St. Andrews Presbyterian Church in Austin considers itself a sanctuary church. Reverend Jim Rigby says the church has been helping a Guatemalan mother and her son avoid deportation for about a year.
“To me, it’s like one of those moments where if you don’t open your door, you’re not really a church,” Rigby says. “If you can’t recognize that that’s what Moses was, that that’s what Joseph and Mary were in the story. It’s like if you can’t find your place in history to do the right thing — because it’s not really about religion it’s about love and justice — so when these people show up at your door, if you can’t recognize that moment then I think there’s something really sad.”

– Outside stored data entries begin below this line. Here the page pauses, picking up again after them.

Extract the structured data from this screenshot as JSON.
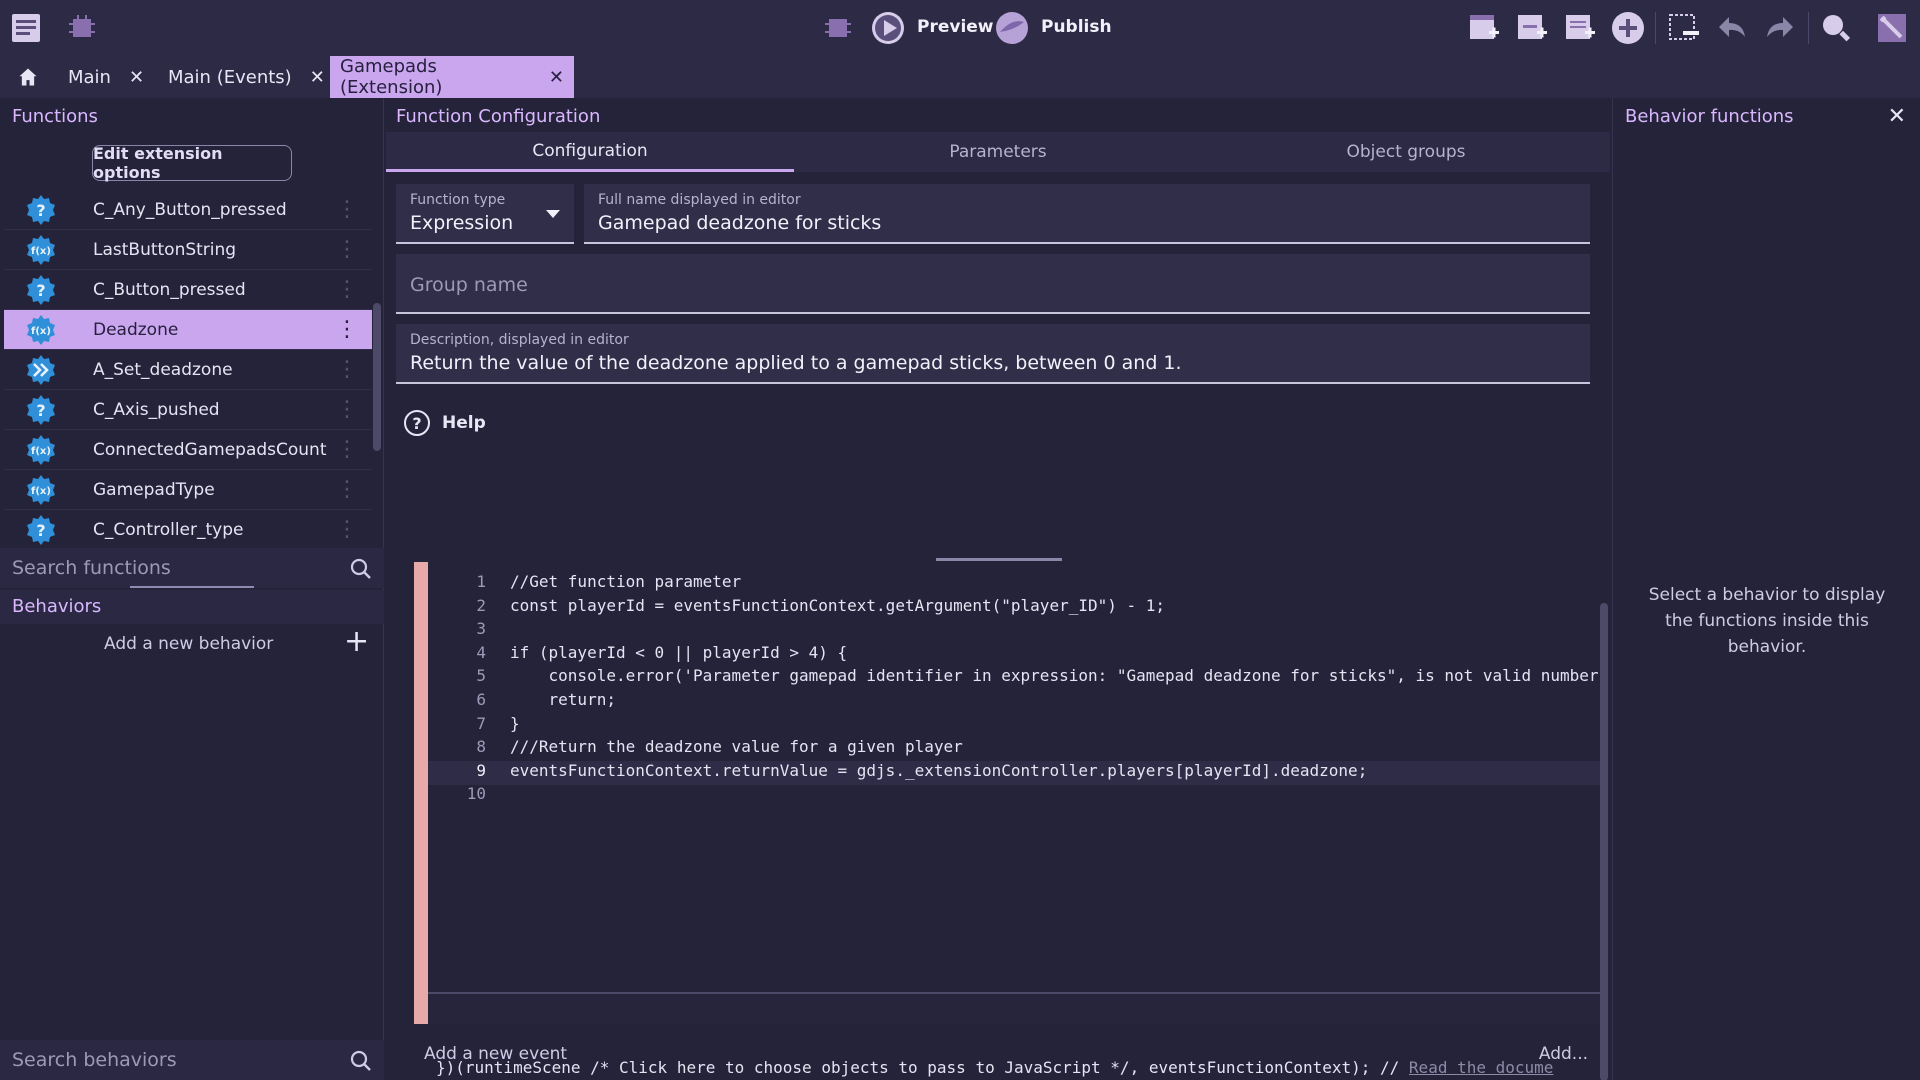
{
  "toolbar": {
    "preview_label": "Preview",
    "publish_label": "Publish"
  },
  "tabs": [
    {
      "label": "Main"
    },
    {
      "label": "Main (Events)"
    },
    {
      "label": "Gamepads (Extension)"
    }
  ],
  "left": {
    "functions_title": "Functions",
    "edit_button": "Edit extension options",
    "functions": [
      {
        "label": "C_Any_Button_pressed",
        "icon": "condition-icon"
      },
      {
        "label": "LastButtonString",
        "icon": "expression-icon"
      },
      {
        "label": "C_Button_pressed",
        "icon": "condition-icon"
      },
      {
        "label": "Deadzone",
        "icon": "expression-icon",
        "selected": true
      },
      {
        "label": "A_Set_deadzone",
        "icon": "action-icon"
      },
      {
        "label": "C_Axis_pushed",
        "icon": "condition-icon"
      },
      {
        "label": "ConnectedGamepadsCount",
        "icon": "expression-icon"
      },
      {
        "label": "GamepadType",
        "icon": "expression-icon"
      },
      {
        "label": "C_Controller_type",
        "icon": "condition-icon"
      }
    ],
    "search_functions_placeholder": "Search functions",
    "behaviors_title": "Behaviors",
    "add_behavior": "Add a new behavior",
    "search_behaviors_placeholder": "Search behaviors"
  },
  "middle": {
    "title": "Function Configuration",
    "tabs": [
      "Configuration",
      "Parameters",
      "Object groups"
    ],
    "function_type_label": "Function type",
    "function_type_value": "Expression",
    "full_name_label": "Full name displayed in editor",
    "full_name_value": "Gamepad deadzone for sticks",
    "group_name_placeholder": "Group name",
    "description_label": "Description, displayed in editor",
    "description_value": "Return the value of the deadzone applied to a gamepad sticks, between 0 and 1.",
    "help_label": "Help",
    "code_lines": [
      {
        "n": "1",
        "text": "//Get function parameter"
      },
      {
        "n": "2",
        "text": "const playerId = eventsFunctionContext.getArgument(\"player_ID\") - 1;"
      },
      {
        "n": "3",
        "text": ""
      },
      {
        "n": "4",
        "text": "if (playerId < 0 || playerId > 4) {"
      },
      {
        "n": "5",
        "text": "    console.error('Parameter gamepad identifier in expression: \"Gamepad deadzone for sticks\", is not valid number,"
      },
      {
        "n": "6",
        "text": "    return;"
      },
      {
        "n": "7",
        "text": "}"
      },
      {
        "n": "8",
        "text": "///Return the deadzone value for a given player"
      },
      {
        "n": "9",
        "text": "eventsFunctionContext.returnValue = gdjs._extensionController.players[playerId].deadzone;"
      },
      {
        "n": "10",
        "text": ""
      }
    ],
    "code_tail_prefix": "})(runtimeScene /* Click here to choose objects to pass to JavaScript */, eventsFunctionContext); // ",
    "code_tail_link": "Read the docume",
    "add_event": "Add a new event",
    "add_more": "Add..."
  },
  "right": {
    "title": "Behavior functions",
    "message": "Select a behavior to display the functions inside this behavior."
  },
  "colors": {
    "accent": "#c9a6ee",
    "panel_title": "#d9b8ff",
    "background": "#25233a",
    "icon_blue": "#2f8fd8"
  }
}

The Austin Sanctuary Network is a group of religious communities that are in various stages of providing sanctuary. Rigby says his church would not have been able to help as they did if not for the guidance from First Unitarian in Austin and other churches. Rigby says more than a dozen churches are in the network in the Austin area alone.
“We’re in a kind of a fight against time to get the materials to these different communities so that they can provide community,” Rigby says.
While federal law delineates tough punishments for those who knowingly harbor illegal immigrants, Rigby says he feels he must put himself on the line.
“When you look in the eyes of these people, this Guatemalan mother and her son. Her son is 10 years-old and he spent a tenth of his life in a detention camp when he came here,” Rigby says. “They thought the United States was the land of freedom. They thought it was what it says on the Statue of Liberty. You know, it’s a time of crises and you have to choose… to me, you can’t close your door on people who are trying to escape violence.”
Rigby recognizes his congregation can’t help every person who comes knocking on their door — but they’re working to help empower other churches to be able to help.